Publié le 12 décembre 2025 à 12h04. L’Australie a pris des mesures radicales en interdisant l’accès aux réseaux sociaux aux moins de 16 ans, une décision motivée par une inquiétante augmentation des troubles mentaux chez les adolescents, que certains experts attribuent à l’omniprésence des smartphones.
- Une hausse significative de l’anxiété, de la dépression et de l’automutilation a été constatée chez les adolescents dans plusieurs pays depuis 2012.
- Le psychologue Jonathon Haidt pointe du doigt l’essor des smartphones comme facteur déterminant dans cette détérioration de la santé mentale.
- L’Australie est le premier pays à adopter une législation interdisant aux enfants de moins de 16 ans l’accès à des plateformes comme Instagram, Facebook, TikTok et X.
Une tendance alarmante se confirme : depuis 2012, les taux d’anxiété, de dépression et d’automutilation chez les adolescents augmentent de manière constante à travers le monde. Les États-Unis, le Canada, l’Australie, la Nouvelle-Zélande, les pays scandinaves et l’Europe du Nord sont particulièrement touchés. Cette situation préoccupante a conduit les autorités australiennes à prendre des mesures sans précédent.
Le psychologue Jonathon Haidt a récemment mis en évidence un lien possible entre cette crise de santé mentale et l’utilisation massive des smartphones par les jeunes. Il décrit ce phénomène comme un « grand recâblage de l’enfance », soulignant l’impact profond de ces technologies sur le développement psychologique des adolescents. On observe partout, dans les gares, les écoles et même les salles de sport, des enfants et des adultes adoptant une posture caractéristique, la tête penchée et les yeux rivés sur un écran.

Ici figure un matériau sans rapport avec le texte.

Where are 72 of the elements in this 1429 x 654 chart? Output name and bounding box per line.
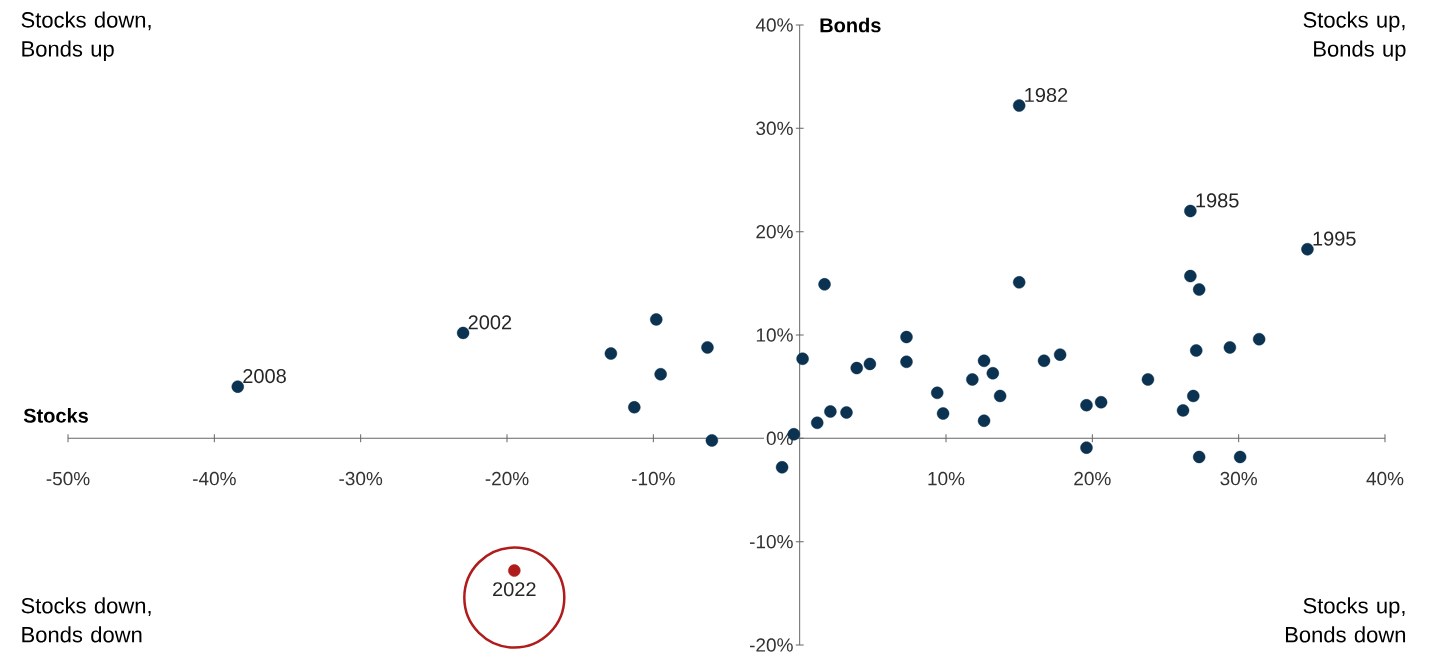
point <box>1301 243 1314 256</box>
point <box>863 357 877 371</box>
x-tick-label: -40% <box>193 471 236 486</box>
point <box>1192 283 1206 296</box>
annotation: Stocks down, Bonds up <box>21 11 151 62</box>
point <box>1053 348 1067 361</box>
annotation: 2022 <box>493 582 536 597</box>
point <box>977 414 991 427</box>
annotation: Stocks up, Bonds up <box>1303 11 1406 62</box>
point <box>1080 441 1093 454</box>
x-tick-label: 20% <box>1074 471 1111 486</box>
annotation: 2002 <box>468 315 512 330</box>
point <box>1233 450 1247 464</box>
point <box>456 326 470 340</box>
point <box>1012 276 1026 289</box>
x-tick-label: 40% <box>1366 471 1404 486</box>
y-axis-title: Bonds <box>820 17 881 33</box>
point <box>1094 395 1108 409</box>
point <box>1176 404 1190 417</box>
point <box>628 401 641 414</box>
x-tick-label: -30% <box>339 471 383 486</box>
point <box>993 389 1007 403</box>
point <box>231 380 244 393</box>
point <box>1141 373 1155 386</box>
point <box>1252 332 1266 346</box>
annotation: 1985 <box>1196 193 1239 208</box>
point <box>508 564 521 577</box>
point <box>840 406 853 419</box>
point <box>1012 99 1026 112</box>
x-tick-label: 10% <box>928 471 965 486</box>
y-tick-label: -10% <box>749 534 793 549</box>
x-tick-label: -10% <box>632 471 675 486</box>
x-tick-label: -50% <box>46 471 90 486</box>
point <box>811 416 824 430</box>
y-tick-label: -20% <box>749 638 793 652</box>
point <box>1192 450 1206 464</box>
y-tick-label: 20% <box>756 224 793 239</box>
point <box>986 367 1000 380</box>
point <box>650 313 663 326</box>
point <box>931 386 944 400</box>
point <box>977 354 991 368</box>
point <box>936 407 950 420</box>
x-axis-title: Stocks <box>23 408 88 423</box>
y-tick-label: 30% <box>756 121 793 136</box>
point <box>900 330 913 344</box>
point <box>1223 341 1237 354</box>
annotation: 2008 <box>243 368 286 384</box>
y-tick-label: 10% <box>756 328 793 342</box>
point <box>604 347 618 360</box>
annotation: 1982 <box>1025 87 1068 103</box>
annotation: Stocks down, Bonds down <box>21 597 151 643</box>
point <box>1190 344 1203 357</box>
x-tick-label: -20% <box>485 471 529 486</box>
x-tick-label: 30% <box>1220 471 1257 486</box>
point <box>824 405 837 418</box>
point <box>654 368 667 381</box>
point <box>705 434 719 447</box>
point <box>900 355 913 369</box>
point <box>850 361 863 375</box>
point <box>701 341 714 354</box>
point <box>966 373 979 386</box>
point <box>1080 399 1093 412</box>
point <box>1184 269 1197 283</box>
point <box>796 352 809 365</box>
y-tick-label: 40% <box>755 18 793 32</box>
point <box>1187 389 1200 403</box>
point <box>775 461 789 474</box>
annotation: 1995 <box>1313 231 1356 246</box>
point <box>1037 354 1051 368</box>
annotation: Stocks up, Bonds down <box>1285 597 1406 643</box>
point <box>1184 204 1197 218</box>
point <box>818 278 831 291</box>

Selon Haidt, les algorithmes puissants qui alimentent nos applications numériques ont tendance à amplifier les sentiments de peur. Il prend l’exemple personnel de son téléphone, inondé d’images de requins géants, bien qu’il soit passionné par l’océan. Si la peur est un instinct de survie ancestral, l’intelligence émotionnelle a permis à nos ancêtres de surmonter leurs appréhensions en développant le courage et en s’unissant face au danger. La solidarité, la communauté et le sentiment d’appartenance sont nés de cette capacité à agir collectivement.

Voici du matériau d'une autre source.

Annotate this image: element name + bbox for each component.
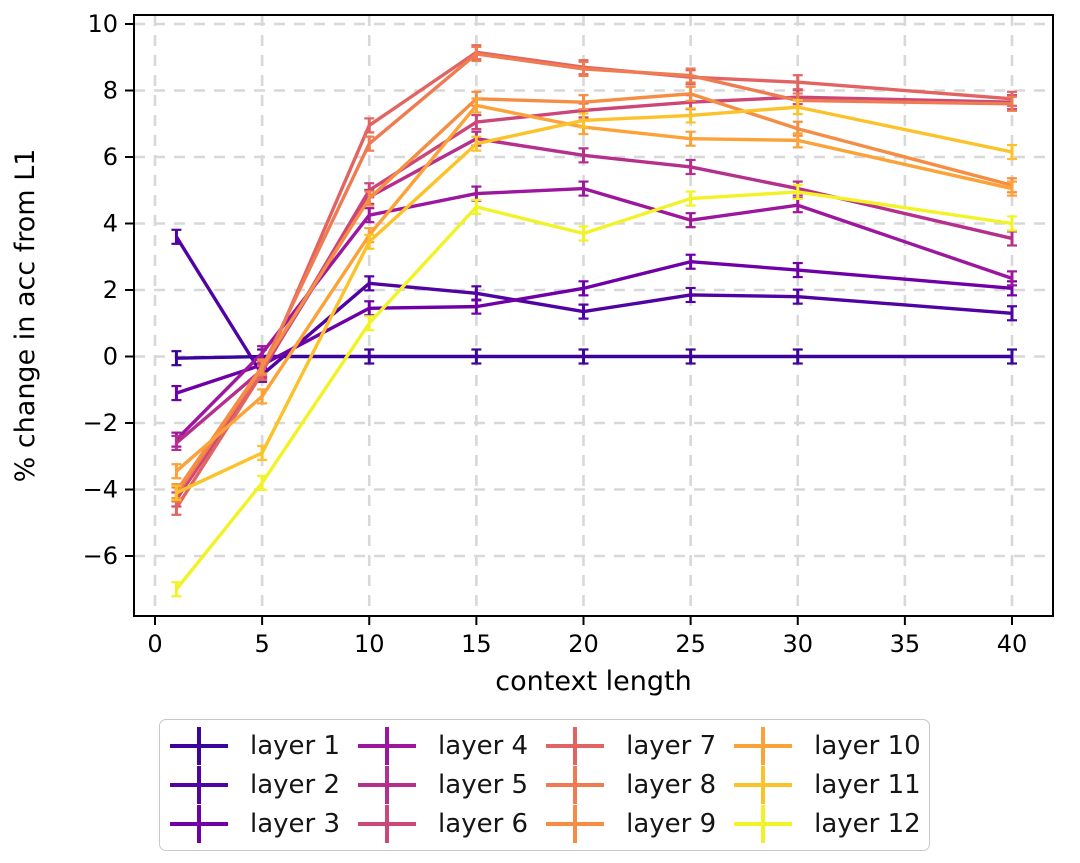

C’est dans cette optique que le gouvernement australien a introduit cette semaine une législation révolutionnaire interdisant l’accès aux réseaux sociaux (Instagram, Facebook, X, TikTok et autres) aux enfants de moins de 16 ans. Cette mesure, bien que controversée, a rencontré un large soutien tant au sein de la classe politique que de l’opinion publique, perçue comme un acte de protection collective envers la jeunesse.
« Cette interdiction pourrait être l’antidote à l’une des plus grandes expériences sociales de notre époque sur nos jeunes. »
Julie Inman Grant, commissaire australienne à la sécurité électronique
Des psychologues, des psychiatres et de nombreux parents endeuillés ont été à l’origine de cette initiative législative. Le gouvernement australien reconnaît qu’il existera des moyens de contourner cette interdiction, mais la considère comme un premier pas essentiel dans une lutte de longue haleine pour protéger les enfants.
Au-delà de la législation, l’importance de l’activité physique et des interactions sociales réelles est soulignée. L’auteur de l’article relate son expérience d’entraîneur d’une équipe de rugby des moins de 16 ans, constatant que le simple fait de jouer au ballon permettait aux jeunes de se déconnecter de leurs préoccupations et de se concentrer sur le moment présent. Ces moments de contact physique, de mouvement et de rire procuraient un sentiment de bien-être et un apaisement mental, à l’opposé de l’effet néfaste du « doomscrolling » (défilement incessant de mauvaises nouvelles).
L’auteur souligne que ces jeunes ont besoin de notre soutien, de notre sagesse et de notre protection, d’autant plus qu’ils sont confrontés à des défis inédits liés à la technologie et à l’intelligence artificielle. Il rappelle que l’Irlande, dont l’économie est fortement dépendante des grandes entreprises technologiques, doit veiller à ne pas sacrifier le bien-être de ses enfants sur l’autel des intérêts économiques. L’Irlande pourrait-elle suivre l’exemple australien et interdire l’accès aux réseaux sociaux aux moins de 16 ans ?
L’Irlande doit agir pour protéger ses enfants en adoptant une législation similaire, afin de les prémunir contre les dangers que représentent les applications numériques pour leur santé mentale et émotionnelle.